One of my favorite little films is a satirical documentary titled Babakiueria. Only about thirty minutes long, it was made by the Australian Aboriginal community to commemorate the bicentennial of British rule. It’s hard to find these days, so you’ll have to trust my best recollection, but it opens with a long shot of a happy family of contemporary white Australians having a nice relaxing barbecue on the beach. Into the frame chugs a boatload of Aborigines, dressed in army khakis, “discovery” in their eyes. Their haughty leader steps off the boat and asks in the slow, hyperarticulated way some people reserve for speaking to the retarded or the hard of hearing “What… do…you…call…this…place?”
“Why, it’s a barbecue area,” the father of the family replies, with surprise and a welcoming innocence in his voice. “Nice native name,” murmurs the Aboriginal leader. He nods to his men. “I like it.” Then he assumes the stentorian intonation of one inaugurating a new regime: “I call this place: Babakiu-eria!”–and plants a flag.
The rest of the film follows the white family as they fall into more and more desperate circumstances because of the well-intentioned but misinformed policies imposed by the Aboriginal occupiers. They block a veterans’ day parade because they think it a barbaric glorification of war. The Minister of White People’s Affairs, an Aborigine with a perpetual smile of gentle condescension, displays actual footage of real-life Australian soccer riots to prove white people’s love of ritual violence. Polluted cities are shown as proof of white primitivism. Over white complaints about disruption of their “ancient trade routes,” highways are torn up and strips of “lovely” green grass and trees planted in their stead.
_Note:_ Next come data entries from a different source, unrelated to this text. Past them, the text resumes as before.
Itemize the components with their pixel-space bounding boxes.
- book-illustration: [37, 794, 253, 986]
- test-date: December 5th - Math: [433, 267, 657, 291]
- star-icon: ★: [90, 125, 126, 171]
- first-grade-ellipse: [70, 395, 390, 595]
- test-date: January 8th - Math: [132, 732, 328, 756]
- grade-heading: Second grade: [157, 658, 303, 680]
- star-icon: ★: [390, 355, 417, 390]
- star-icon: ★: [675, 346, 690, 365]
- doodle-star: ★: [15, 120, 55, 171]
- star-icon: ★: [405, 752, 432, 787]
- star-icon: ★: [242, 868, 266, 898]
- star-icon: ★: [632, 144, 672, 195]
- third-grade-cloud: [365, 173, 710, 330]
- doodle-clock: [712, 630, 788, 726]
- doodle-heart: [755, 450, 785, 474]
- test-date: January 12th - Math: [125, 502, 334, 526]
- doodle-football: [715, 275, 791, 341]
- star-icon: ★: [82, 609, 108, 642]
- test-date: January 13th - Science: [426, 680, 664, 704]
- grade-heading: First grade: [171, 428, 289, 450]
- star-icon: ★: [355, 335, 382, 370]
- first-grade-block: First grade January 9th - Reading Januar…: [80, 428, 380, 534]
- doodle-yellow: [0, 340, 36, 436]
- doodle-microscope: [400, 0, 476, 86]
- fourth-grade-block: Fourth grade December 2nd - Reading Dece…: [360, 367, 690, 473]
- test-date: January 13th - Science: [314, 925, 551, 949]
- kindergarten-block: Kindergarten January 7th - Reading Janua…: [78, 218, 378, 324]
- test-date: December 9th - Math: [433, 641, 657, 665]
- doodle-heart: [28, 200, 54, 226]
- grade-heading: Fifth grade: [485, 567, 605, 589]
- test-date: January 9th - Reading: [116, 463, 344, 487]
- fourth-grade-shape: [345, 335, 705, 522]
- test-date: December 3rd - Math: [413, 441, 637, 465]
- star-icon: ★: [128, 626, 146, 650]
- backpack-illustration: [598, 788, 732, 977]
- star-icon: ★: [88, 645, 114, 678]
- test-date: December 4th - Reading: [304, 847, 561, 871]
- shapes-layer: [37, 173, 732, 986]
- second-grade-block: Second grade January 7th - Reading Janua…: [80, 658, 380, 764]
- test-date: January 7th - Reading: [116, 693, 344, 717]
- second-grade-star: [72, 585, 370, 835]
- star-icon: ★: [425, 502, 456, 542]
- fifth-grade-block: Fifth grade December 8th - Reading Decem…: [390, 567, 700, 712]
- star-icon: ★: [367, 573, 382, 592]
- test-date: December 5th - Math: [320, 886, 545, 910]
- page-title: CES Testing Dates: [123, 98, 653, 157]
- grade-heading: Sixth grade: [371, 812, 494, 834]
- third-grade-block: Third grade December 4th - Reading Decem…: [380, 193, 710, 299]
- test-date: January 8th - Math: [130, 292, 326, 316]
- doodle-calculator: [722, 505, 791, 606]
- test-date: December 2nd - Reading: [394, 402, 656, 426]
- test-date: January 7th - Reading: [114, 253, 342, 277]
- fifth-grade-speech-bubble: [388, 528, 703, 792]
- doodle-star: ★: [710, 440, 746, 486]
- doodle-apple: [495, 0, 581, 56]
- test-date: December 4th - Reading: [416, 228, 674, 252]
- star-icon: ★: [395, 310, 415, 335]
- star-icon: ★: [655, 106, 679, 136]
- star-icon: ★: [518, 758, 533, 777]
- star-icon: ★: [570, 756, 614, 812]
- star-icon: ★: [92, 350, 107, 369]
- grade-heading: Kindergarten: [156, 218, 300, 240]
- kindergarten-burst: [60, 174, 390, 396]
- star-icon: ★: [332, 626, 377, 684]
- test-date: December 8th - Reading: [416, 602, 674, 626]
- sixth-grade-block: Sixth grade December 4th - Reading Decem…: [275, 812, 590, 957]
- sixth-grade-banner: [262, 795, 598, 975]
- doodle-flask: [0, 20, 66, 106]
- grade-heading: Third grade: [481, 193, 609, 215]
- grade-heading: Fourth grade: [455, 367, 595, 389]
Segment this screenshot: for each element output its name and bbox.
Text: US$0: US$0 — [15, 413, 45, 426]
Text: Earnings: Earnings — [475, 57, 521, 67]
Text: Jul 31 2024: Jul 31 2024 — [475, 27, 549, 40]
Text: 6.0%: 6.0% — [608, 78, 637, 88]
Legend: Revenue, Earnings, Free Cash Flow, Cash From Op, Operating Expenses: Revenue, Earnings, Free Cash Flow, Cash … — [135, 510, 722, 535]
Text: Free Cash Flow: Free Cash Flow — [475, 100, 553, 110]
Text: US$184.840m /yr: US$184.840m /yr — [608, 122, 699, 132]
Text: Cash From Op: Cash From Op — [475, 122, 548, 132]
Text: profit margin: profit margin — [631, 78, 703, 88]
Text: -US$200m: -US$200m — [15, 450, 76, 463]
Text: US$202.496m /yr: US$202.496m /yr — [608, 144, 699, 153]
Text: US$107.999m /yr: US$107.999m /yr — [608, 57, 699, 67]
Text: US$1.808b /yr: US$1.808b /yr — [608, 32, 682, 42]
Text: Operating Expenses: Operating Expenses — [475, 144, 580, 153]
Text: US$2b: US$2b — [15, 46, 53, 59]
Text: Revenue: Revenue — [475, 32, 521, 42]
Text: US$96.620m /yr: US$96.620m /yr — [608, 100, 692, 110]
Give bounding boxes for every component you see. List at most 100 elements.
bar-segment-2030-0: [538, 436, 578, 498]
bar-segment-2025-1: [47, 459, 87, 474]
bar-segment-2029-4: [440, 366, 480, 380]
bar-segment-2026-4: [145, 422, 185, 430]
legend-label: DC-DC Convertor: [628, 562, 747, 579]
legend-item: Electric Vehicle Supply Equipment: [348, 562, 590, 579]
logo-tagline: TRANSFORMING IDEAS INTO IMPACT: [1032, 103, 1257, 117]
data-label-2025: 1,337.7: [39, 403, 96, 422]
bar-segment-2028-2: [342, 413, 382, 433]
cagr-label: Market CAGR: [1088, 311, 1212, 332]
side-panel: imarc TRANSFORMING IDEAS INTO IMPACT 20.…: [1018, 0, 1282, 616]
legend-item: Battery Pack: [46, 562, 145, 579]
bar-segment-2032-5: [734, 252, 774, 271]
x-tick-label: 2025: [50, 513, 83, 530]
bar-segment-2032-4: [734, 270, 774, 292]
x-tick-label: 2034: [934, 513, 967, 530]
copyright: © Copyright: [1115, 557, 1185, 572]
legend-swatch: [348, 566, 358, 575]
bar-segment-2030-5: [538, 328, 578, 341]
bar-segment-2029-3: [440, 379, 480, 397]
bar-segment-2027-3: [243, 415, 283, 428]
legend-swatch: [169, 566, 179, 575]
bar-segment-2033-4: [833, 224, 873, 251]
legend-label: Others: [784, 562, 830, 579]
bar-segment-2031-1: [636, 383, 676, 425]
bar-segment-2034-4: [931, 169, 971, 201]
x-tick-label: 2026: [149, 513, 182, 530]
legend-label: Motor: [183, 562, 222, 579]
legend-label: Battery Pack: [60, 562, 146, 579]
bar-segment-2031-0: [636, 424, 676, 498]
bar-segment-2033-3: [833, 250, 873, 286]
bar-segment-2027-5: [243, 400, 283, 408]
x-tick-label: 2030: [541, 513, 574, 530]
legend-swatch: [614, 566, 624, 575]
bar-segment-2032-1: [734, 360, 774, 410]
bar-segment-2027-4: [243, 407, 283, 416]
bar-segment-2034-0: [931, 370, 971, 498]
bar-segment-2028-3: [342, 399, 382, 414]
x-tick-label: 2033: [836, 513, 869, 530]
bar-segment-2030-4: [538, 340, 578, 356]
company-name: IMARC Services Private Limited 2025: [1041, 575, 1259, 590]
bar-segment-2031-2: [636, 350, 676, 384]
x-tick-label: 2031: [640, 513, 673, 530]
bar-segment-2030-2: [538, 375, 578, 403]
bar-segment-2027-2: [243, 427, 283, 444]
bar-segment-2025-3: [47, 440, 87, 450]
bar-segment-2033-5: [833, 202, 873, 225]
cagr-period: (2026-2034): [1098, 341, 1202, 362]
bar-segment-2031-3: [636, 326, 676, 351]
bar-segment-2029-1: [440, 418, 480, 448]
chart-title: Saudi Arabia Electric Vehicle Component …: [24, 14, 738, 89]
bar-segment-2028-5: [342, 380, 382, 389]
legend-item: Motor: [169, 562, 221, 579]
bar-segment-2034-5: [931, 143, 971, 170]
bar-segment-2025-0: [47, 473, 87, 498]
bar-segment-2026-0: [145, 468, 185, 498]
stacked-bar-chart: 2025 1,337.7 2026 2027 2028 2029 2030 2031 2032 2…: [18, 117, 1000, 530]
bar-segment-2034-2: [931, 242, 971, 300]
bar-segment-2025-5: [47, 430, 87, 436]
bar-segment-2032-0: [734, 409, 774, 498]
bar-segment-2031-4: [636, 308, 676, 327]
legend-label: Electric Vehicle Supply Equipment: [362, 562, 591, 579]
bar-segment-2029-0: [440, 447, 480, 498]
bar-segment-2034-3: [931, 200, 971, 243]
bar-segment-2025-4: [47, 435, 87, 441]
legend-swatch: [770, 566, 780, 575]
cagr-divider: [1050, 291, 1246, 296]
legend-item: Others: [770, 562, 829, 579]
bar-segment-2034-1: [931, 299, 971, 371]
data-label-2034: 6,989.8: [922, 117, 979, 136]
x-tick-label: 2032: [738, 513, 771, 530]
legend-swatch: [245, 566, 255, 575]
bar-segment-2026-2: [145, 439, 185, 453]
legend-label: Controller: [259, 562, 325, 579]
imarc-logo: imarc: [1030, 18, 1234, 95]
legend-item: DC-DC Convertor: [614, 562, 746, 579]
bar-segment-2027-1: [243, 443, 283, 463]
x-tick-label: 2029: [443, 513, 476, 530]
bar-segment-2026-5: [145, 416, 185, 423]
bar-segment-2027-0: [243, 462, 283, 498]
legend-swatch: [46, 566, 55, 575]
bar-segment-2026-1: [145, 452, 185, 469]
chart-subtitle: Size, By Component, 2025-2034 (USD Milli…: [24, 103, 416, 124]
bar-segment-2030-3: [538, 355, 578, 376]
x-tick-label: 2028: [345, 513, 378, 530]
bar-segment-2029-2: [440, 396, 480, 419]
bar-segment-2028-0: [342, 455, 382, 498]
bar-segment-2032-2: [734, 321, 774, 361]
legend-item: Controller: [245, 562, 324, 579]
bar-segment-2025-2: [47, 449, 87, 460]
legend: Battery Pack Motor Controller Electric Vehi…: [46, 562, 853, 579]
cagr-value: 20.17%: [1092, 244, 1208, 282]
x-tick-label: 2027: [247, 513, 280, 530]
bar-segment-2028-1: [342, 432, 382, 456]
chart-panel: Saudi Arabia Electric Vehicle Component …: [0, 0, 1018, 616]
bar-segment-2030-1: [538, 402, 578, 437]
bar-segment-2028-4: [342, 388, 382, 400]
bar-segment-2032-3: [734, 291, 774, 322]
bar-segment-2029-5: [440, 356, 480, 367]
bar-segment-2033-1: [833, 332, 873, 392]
White people are “taught” the ways of Aboriginal civilization by forcibly removing them from their homes, breaking up extended families and ultimately dropping them off in the middle of the outback to fend for themselves. “I wish I’d had such an opportunity,” sighs the avuncular Minister of White People’s Affairs.
The film ends with the sound of broken glass–as the teenage son in the white family, growing angrier and more dangerous, throws a rock to protest what has happened to his family and to their way of life. He is a doomed soul, warring against forces he cannot control, uneducated, without resources of any kind. He seems destined for a life of crime or drink or destitution.
Babakiueria is premised on a crude reversal, but it’s an illuminating one. It is a polemic against the hubris of colonialism and the sad toll inflicted by those who presume to improve the lot of others without consent, participation or cultural understanding of those others. The film works as an object lesson not merely about Australia, of course–it sketches the core emotional dynamic of the English invading Ireland; or the overzealous policing tactics that have led to race riots in American urban centers; or the French colonial administration of Vietnam; or the brutality of South African apartheid-era laws; or the Chinese occupation of Tibet; or the US and Canadian governments’ botched oversight of Native American affairs.